Of course, Maersk has been in parts of the logistics business for many years.

Maersk's APM Terminals division runs operations in 76 ports in more than 100 inland cargo-handling locations around the world. In North America, Maersk and its freight forwarding division Damco manage some 20 distribution centers across the US.

But those numbers pale in comparison to now rival logistics companies, which have hundreds or even more than 1000 DCs globally.

And while the third-party logistics market has not exactly been known for high margins, it is still showing mostly strong growth, as companies outsource more of their logistics operations over time.

"We want to do that. We want to run the warehouse, receive the goods, stuff it into containers, ship it to the U.S. and provide a data feed that says the yellow swim trunks are in that box," Skou also told the Journal. "Then we take it out of the containers," and send the goods by trucks to distribution centers closer to the final delivery point.

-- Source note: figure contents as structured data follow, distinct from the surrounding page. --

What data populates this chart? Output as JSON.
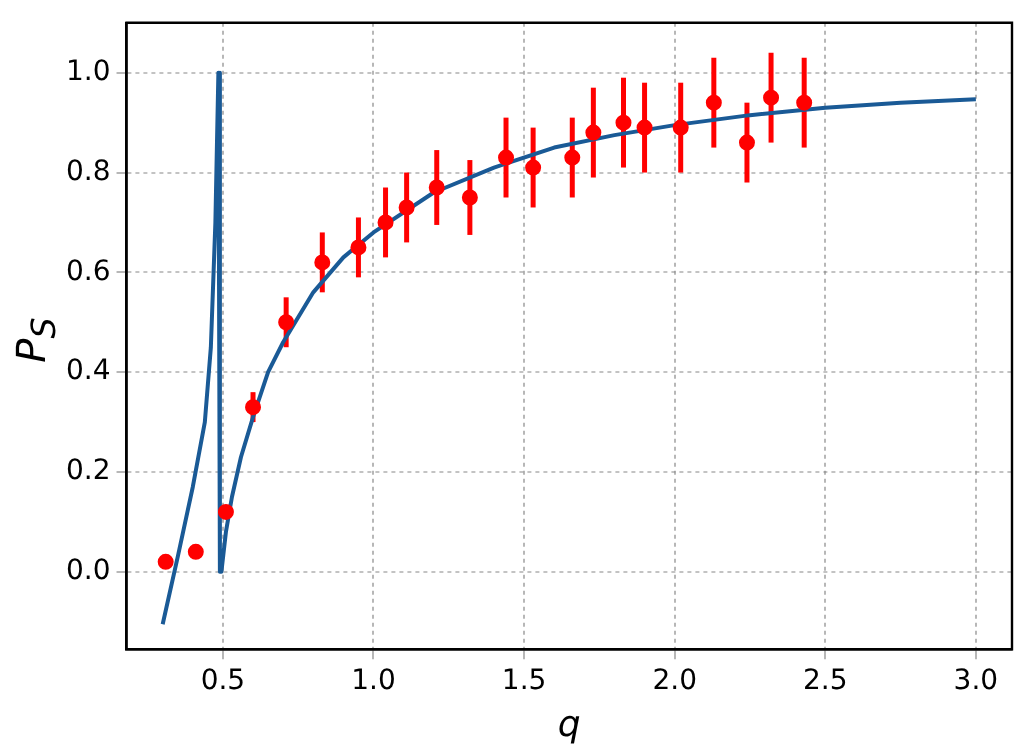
{
  "chart_data": {
    "type": "scatter",
    "xlabel": "q",
    "ylabel": "P$_{S}$",
    "xlim": [
      0.18,
      3.12
    ],
    "ylim": [
      -0.155,
      1.1
    ],
    "xticks": [
      {
        "value": 0.5,
        "label": "0.5"
      },
      {
        "value": 1,
        "label": "1.0"
      },
      {
        "value": 1.5,
        "label": "1.5"
      },
      {
        "value": 2,
        "label": "2.0"
      },
      {
        "value": 2.5,
        "label": "2.5"
      },
      {
        "value": 3,
        "label": "3.0"
      }
    ],
    "yticks": [
      {
        "value": 0,
        "label": "0.0"
      },
      {
        "value": 0.2,
        "label": "0.2"
      },
      {
        "value": 0.4,
        "label": "0.4"
      },
      {
        "value": 0.6,
        "label": "0.6"
      },
      {
        "value": 0.8,
        "label": "0.8"
      },
      {
        "value": 1,
        "label": "1.0"
      }
    ],
    "grid": true,
    "series": [
      {
        "type": "line",
        "color": "#1a5a96",
        "marker": "none",
        "line_style": "solid",
        "x": [
          0.3,
          0.35,
          0.4,
          0.44,
          0.46,
          0.475,
          0.485,
          0.49,
          0.495,
          0.51,
          0.53,
          0.56,
          0.6,
          0.65,
          0.7,
          0.8,
          0.9,
          1.0,
          1.2,
          1.4,
          1.6,
          1.8,
          2.0,
          2.25,
          2.5,
          2.75,
          3.0
        ],
        "values": [
          -0.105,
          0.03,
          0.17,
          0.3,
          0.45,
          0.7,
          1.0,
          0.0,
          0.0,
          0.08,
          0.15,
          0.23,
          0.31,
          0.4,
          0.46,
          0.56,
          0.63,
          0.68,
          0.76,
          0.81,
          0.85,
          0.875,
          0.895,
          0.915,
          0.93,
          0.94,
          0.947
        ]
      },
      {
        "type": "scatter",
        "color": "#ff0000",
        "marker": "circle",
        "x": [
          0.31,
          0.41,
          0.51,
          0.6,
          0.71,
          0.83,
          0.95,
          1.04,
          1.11,
          1.21,
          1.32,
          1.44,
          1.53,
          1.66,
          1.73,
          1.83,
          1.9,
          2.02,
          2.13,
          2.24,
          2.32,
          2.43
        ],
        "values": [
          0.02,
          0.04,
          0.12,
          0.33,
          0.5,
          0.62,
          0.65,
          0.7,
          0.73,
          0.77,
          0.75,
          0.83,
          0.81,
          0.83,
          0.88,
          0.9,
          0.89,
          0.89,
          0.94,
          0.86,
          0.95,
          0.94
        ],
        "errors": [
          null,
          null,
          null,
          0.03,
          0.05,
          0.06,
          0.06,
          0.07,
          0.07,
          0.075,
          0.075,
          0.08,
          0.08,
          0.08,
          0.09,
          0.09,
          0.09,
          0.09,
          0.09,
          0.08,
          0.09,
          0.09
        ]
      }
    ]
  }
}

Skou added the company is planning for growth in logistics services for the global automotive and chemical sectors, for which Maersk would run the process from customs clearance to distribution center deliveries.

However, SKU said it isn't looking to invest in trucking capabilities. But it does plan on a series of acquisitions to power its transformation.

For example, Maersk acquired customs house brokerage Vandegrift Forwarding Co. earlier this year. There may be other moves soon. Skou says he plans to complete the transformation by the end of 2021.

Whatever comes out in the end, it simply won't be your Dad's Maersk Line any more.